To develop and evaluate retrieval-augmented large language models (LLMs) for summarizing headache medicine literature, compare their outputs with expert-written summaries, and identify key factors experts value in high-quality summaries.
Summarizing medical literature is essential to guide clinical decision-making. While LLMs show promise for literature summarization, detailed expert evaluations of such summaries in specific domains remain limited.
We constructed a retrieval-augmented generation (RAG) framework using three state-of-the-art LLMs, Sonnet, GPT-4o, and Llama-3.1, for medical literature summarization. A headache specialist created 13 questions: three for prompt optimization and ten for evaluation. Ten headache specialists from different institutions each wrote a summary for one question, yielding four summaries per question (expert, Sonnet, GPT-4o, and Llama). The experts, blinded to authorship, critically evaluated the summaries based on correctness, completeness, conciseness and clinical utility, scoring from 1-10 with standardized rubrics provided. They ranked the summaries by preference and indicated which they believed was written by an expert vs LLM.
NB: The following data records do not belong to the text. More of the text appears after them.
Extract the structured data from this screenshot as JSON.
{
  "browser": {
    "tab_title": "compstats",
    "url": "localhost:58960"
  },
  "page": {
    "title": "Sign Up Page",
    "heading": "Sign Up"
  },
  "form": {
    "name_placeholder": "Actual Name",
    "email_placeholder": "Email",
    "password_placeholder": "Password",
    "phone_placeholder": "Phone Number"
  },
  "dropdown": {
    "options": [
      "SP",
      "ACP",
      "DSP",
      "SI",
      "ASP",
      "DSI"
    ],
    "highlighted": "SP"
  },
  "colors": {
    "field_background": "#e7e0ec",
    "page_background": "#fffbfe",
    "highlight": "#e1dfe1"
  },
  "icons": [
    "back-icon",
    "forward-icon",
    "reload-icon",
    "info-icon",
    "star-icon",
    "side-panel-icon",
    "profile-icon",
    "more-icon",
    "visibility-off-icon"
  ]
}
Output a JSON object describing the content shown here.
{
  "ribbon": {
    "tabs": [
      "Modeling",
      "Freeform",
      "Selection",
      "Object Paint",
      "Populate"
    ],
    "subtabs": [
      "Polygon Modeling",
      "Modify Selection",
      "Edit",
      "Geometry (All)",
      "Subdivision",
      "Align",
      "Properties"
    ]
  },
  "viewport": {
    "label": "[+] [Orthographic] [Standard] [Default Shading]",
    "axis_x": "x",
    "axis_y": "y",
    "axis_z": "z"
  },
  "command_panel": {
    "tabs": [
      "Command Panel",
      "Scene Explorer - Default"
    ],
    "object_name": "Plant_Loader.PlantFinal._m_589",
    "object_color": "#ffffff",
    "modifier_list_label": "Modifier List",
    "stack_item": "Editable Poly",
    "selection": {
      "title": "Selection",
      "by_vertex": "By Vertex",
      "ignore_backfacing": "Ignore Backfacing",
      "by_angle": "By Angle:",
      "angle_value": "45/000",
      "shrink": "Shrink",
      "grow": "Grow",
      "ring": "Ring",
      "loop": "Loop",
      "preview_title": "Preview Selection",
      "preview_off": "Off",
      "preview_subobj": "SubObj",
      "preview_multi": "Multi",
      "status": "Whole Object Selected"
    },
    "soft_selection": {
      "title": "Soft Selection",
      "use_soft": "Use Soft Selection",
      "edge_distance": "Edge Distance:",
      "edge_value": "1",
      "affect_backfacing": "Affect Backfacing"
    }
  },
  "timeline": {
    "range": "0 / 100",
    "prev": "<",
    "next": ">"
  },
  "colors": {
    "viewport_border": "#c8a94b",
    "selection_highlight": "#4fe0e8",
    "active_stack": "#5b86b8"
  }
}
Fifty evaluations from ten headache specialists were analyzed. Overall, experts written summaries scored the highest in all evaluation metrics and were the most preferred responses, followed by Sonnet, GPT-4o and Llama-3.1. Expert vs AI comparisons showed experts outperformed GPT-4o and Llama on most metrics, with no significant difference compared to Sonnet. Experts correctly distinguished experts- from AI-written summaries 64% (32/50) of the time. Beyond the metrics used, experts valued the quality of references, inclusion of key clinical details, such as medication dosage, synthesis across sources, and incorporation of clinical nuance and experience.
Our study, comparing LLM- and expert-written literature summaries evaluated by headache specialists, showed that expert-written summaries were preferred, though it was challenging for experts to distinguish between human vs AI-generated ones. We also identified key expert-valued features, beyond standard evaluation metrics, that can guide future refinement of human and AI literature summarization pipelines.